Lessons from The Federalist Papers, No. 4

     It is too true, however disgraceful it may be to human nature, that nations in general will make war whenever they have a prospect of getting anything by it; nay, absolute monarchs will often make war when their nations are to get nothing by it, but for the purpose and objects merely personal, such as thirst for military virtue, revenge for personal affronts, ambition, or private compacts to aggrandize or support their particular families or partisans.

     John Jay, The Federalist Papers, No. 4


If John Jay had been one of my classmates at Old Dominion University in 1969, he would have been willing, I imagine, to crunch into one of the seats of my mother’s 1966 VW Bug and drive four hours to Washington, DC, for the privilege of marching, with a few hundred thousand hippies, against the war in Vietnam.
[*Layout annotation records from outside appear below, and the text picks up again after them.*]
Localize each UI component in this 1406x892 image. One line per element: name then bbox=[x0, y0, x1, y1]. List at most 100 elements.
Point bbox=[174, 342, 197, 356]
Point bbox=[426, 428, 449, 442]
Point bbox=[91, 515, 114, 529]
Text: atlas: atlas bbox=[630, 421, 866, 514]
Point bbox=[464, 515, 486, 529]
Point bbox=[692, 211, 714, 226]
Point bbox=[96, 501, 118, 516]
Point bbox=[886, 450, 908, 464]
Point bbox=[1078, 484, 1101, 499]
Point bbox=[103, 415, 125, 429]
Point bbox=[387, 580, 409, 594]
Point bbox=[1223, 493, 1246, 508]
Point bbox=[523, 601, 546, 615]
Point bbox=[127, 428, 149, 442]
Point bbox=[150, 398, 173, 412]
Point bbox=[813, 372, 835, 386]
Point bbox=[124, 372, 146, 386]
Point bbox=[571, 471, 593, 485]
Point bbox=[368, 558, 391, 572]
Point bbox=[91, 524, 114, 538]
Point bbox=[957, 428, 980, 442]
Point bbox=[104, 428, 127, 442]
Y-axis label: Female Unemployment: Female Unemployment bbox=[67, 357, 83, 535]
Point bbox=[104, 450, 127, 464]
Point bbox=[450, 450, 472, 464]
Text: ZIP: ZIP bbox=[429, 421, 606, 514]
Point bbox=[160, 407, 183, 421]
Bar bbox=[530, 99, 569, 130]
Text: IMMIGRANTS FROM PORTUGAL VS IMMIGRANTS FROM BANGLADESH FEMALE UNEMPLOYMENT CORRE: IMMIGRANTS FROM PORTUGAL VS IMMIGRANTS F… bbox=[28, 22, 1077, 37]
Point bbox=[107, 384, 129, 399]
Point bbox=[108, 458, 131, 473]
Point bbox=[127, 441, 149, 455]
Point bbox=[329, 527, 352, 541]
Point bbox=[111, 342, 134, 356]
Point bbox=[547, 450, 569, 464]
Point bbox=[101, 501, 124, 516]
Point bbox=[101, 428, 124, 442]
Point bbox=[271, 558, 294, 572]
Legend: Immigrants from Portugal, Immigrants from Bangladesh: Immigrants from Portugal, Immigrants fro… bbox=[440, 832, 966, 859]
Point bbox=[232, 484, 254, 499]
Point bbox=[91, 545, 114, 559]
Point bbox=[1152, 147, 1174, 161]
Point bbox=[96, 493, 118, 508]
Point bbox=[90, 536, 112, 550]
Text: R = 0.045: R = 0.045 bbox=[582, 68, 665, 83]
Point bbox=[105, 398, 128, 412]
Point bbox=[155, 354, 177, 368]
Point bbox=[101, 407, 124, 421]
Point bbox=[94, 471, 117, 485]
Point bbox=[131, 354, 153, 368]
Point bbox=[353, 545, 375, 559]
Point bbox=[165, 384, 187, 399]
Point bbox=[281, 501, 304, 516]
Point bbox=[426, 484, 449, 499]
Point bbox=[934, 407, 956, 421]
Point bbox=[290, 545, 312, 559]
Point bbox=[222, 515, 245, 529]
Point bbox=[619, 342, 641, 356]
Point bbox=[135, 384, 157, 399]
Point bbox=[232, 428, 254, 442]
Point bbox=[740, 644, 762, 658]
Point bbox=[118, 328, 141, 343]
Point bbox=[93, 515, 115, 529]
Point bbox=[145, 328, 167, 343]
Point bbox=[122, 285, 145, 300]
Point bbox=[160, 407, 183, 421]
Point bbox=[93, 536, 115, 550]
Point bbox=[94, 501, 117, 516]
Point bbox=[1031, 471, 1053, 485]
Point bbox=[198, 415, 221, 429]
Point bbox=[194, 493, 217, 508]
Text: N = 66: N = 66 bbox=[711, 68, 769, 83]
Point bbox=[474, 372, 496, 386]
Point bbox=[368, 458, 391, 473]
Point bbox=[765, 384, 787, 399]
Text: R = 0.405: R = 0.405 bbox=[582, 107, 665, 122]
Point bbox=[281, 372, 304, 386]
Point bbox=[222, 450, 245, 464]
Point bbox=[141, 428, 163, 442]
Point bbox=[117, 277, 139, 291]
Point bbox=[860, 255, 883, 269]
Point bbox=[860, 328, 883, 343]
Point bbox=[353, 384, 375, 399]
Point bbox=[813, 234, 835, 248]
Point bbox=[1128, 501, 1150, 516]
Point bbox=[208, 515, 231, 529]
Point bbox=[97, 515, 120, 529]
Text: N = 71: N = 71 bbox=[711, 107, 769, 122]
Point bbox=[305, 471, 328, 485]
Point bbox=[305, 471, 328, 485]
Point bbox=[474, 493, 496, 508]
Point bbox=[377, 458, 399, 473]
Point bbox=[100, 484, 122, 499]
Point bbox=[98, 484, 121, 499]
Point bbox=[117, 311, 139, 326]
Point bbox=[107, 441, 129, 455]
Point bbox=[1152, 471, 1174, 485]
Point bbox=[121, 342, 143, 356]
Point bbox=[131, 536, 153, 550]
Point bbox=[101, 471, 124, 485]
I have no doubt that I would have asked him to join me. I have no doubt that he would have come along.


Jay clearly didn’t like war, and he believed that a stronger federal government would deter war. Instead of a loose confederacy, whose weakness would “invite” war, the strong federation would “tend to repress and discourage it.”

Now, over two centuries later, most of us tend to agree with the Federalists because, in the end, they won the argument. They wanted the young country to adopt the proposed constitution, and the constitution was adopted. We tend to push the antifederalists aside. Their arguments, their concerns, tend to recede into background as so much historical noise. Most of us, myself included, tend to think that the antifederalists were, well, the opposite  federalists—that is, opposite of the good guys.

Here is what we, as a nation, as a community, have tended to forget: The antifederalists were not anti-American. They contributed deeply to our national identity and values. They wanted a weaker federal government because they were concerned that a strong federal government “tends to establish a despotism, or, what is worse, a tyrannic aristocracy.” A strong, centralized federal government might damage, compromise, or destroy “this only remaining asylum for liberty.” This was the concern Robert Yates of new York expressed in Brutus I, which was published October 18, 1787.

Here is what I believe we, as a culture, should remember—what we, as a community, should embrace as part of who we are as a country: We need to learn from the federalists and the antifederalists because, at this point in history, we need to embrace the values that serve as the foundation of this nation. This includes the aim to avoid unnecessary wars and despotism. This includes finding the proper balance between strength and checks on power.